Title: Feature Selection for Advanced Visual Tracking
Abstract: Visual object tracking is one of the most popular topics in computer vision and machine intelligence, motivated by a wide spectrum of practical applications in robotics, medical image analysis, intelligent transportation and human-computer interaction. In this talk, we will introduce some advanced tracking methods based on feature selection techniques. Accuracy, acceleration and robustness are discussed in designing more practical trackers.
Bio: Tianyang Xu received the B.Sc. degree in electronic science and engineering from Nanjing University, Nanjing, China, in 2011. He received the PhD degree at the School of Internet of Things Engineering, Jiangnan University, Wuxi, China, in 2019. He is currently a research fellow at the Centre for Vision, Speech and Signal Processing (CVSSP), University of Surrey, Guildford, United Kingdom. His research interests include visual tracking and deep learning. He has published several scientific papers, including International Conference on Computer Vision, IEEE Transactions on Image Processing, IEEE Transactions on Circuits and Systems for Video Technology, Pattern Recognition etc. He achieved top 1 tracking performance in the VOT2018 public dataset.

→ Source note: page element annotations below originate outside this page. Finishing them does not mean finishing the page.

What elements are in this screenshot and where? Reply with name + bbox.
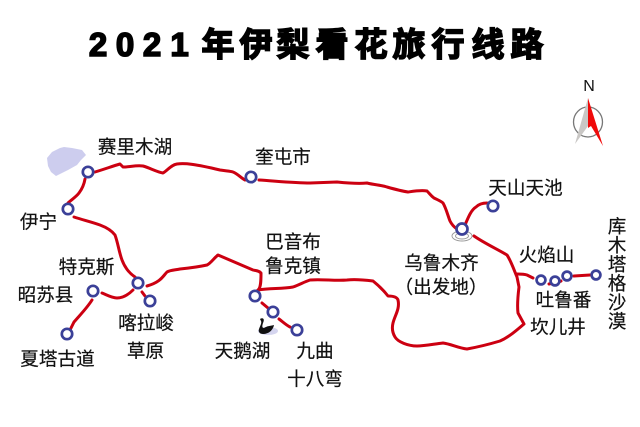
place labels: 喀拉峻 xyxy=(118,312,174,334)
lake: Sayram xyxy=(47,147,86,176)
title: 2 xyxy=(89,26,107,63)
compass: N xyxy=(583,78,595,95)
place labels: 昭苏县 xyxy=(18,284,73,306)
place labels: 夏塔古道 xyxy=(20,348,95,370)
place labels: 赛里木湖 xyxy=(98,136,172,158)
place labels: 格 xyxy=(608,273,627,294)
place labels: 火焰山 xyxy=(519,244,574,266)
title: 梨 xyxy=(276,26,310,63)
place labels: 巴音布 xyxy=(265,232,321,252)
title xyxy=(89,26,544,63)
title: 旅 xyxy=(392,26,426,63)
place labels: 天鹅湖 xyxy=(215,340,270,362)
icon: ripple at Urumqi xyxy=(452,231,472,241)
place labels: 库 xyxy=(608,216,626,237)
title: 行 xyxy=(432,26,464,63)
title: 线 xyxy=(472,26,504,63)
title: 2 xyxy=(143,26,161,63)
place labels: 草原 xyxy=(127,340,164,362)
title: 路 xyxy=(510,26,544,63)
route lines xyxy=(68,164,590,349)
icon: black swan xyxy=(258,318,278,335)
place labels xyxy=(18,136,627,390)
route stops xyxy=(62,167,600,339)
title: 1 xyxy=(170,26,189,63)
place labels: 吐鲁番 xyxy=(536,290,591,310)
title: 伊 xyxy=(240,26,272,63)
place labels: 沙 xyxy=(608,292,626,313)
place labels: 乌鲁木齐 xyxy=(404,252,479,274)
compass xyxy=(574,78,603,146)
place labels: 木 xyxy=(608,235,627,256)
place labels: 鲁克镇 xyxy=(265,256,321,276)
title: 看 xyxy=(316,26,348,63)
title: 0 xyxy=(116,26,134,63)
place labels: 九曲 xyxy=(296,340,334,362)
place labels: 十八弯 xyxy=(287,368,343,390)
place labels: 奎屯市 xyxy=(255,146,311,168)
place labels: 天山天池 xyxy=(488,178,563,198)
place labels: 伊宁 xyxy=(20,212,57,232)
place labels: 漠 xyxy=(608,311,626,332)
place labels: 坎儿井 xyxy=(530,316,586,338)
place labels: 特克斯 xyxy=(59,256,114,278)
place labels: 塔 xyxy=(608,254,627,275)
title: 年 xyxy=(202,26,234,63)
title: 花 xyxy=(354,26,388,63)
place labels: （出发地） xyxy=(395,276,487,298)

Title: PANNs: Large-Scale Pretrained Audio Neural Networks for Audio Pattern Recognition
Abstract: Audio pattern recognition is an essential task for sound understanding, and is an important research topic in the machine learning area including several tasks such as audio tagging, acoustic scene classification and sound event detection. Recently neural networks have been applied to solve audio pattern recognition problems. However, previous systems focus on small datasets, which limits the performance of audio pattern recognition systems. Recently in computer vision and natural language processing, systems pretrained on large datasets have generalized well to several tasks. However, there is limited research on pretraining neural networks on large datasets for audio pattern recognition. We propose large-scale pretrained audio neural networks (PANNs) trained on AudioSet. We propose to use Wavegram, a feature learned from waveform, and the mel spectrogram as input. We investigate the performance and complexity of a variety of convolutional neural networks. Our proposed AudioSet tagging system achieves a state-of-the-art mean average precision (mAP) of 0.439, outperforming the best previous system of 0.392. We transferred a PANN to six audio pattern recognition tasks and achieve state-of-the-art performance in many tasks. Source code and pretrained models have been released.
Bio: Dr Qiuqiang Kong is now a research scientist at the ByteDance AI Lab. He received the B.Sc. and M.Eng. degrees from the South China University of Technology in 2012 and 2015, respectively. He received the Ph.D. degree from the Centre for Vision, Speech and Signal Processing at the University of Surrey, United Kingdom, in 2019. His research interests include sound understanding, audio signal processing and music information retrieval. He has published more than 20 paper in top venues of his research fields, such as ICASSP and IEEE/ACM Transactions on Audio, Speech, and Language Processing. He won the 1st prize of the large-scale weakly supervised sound event detection for smart cars task in the Detection and Classification of Acoustic Scenes.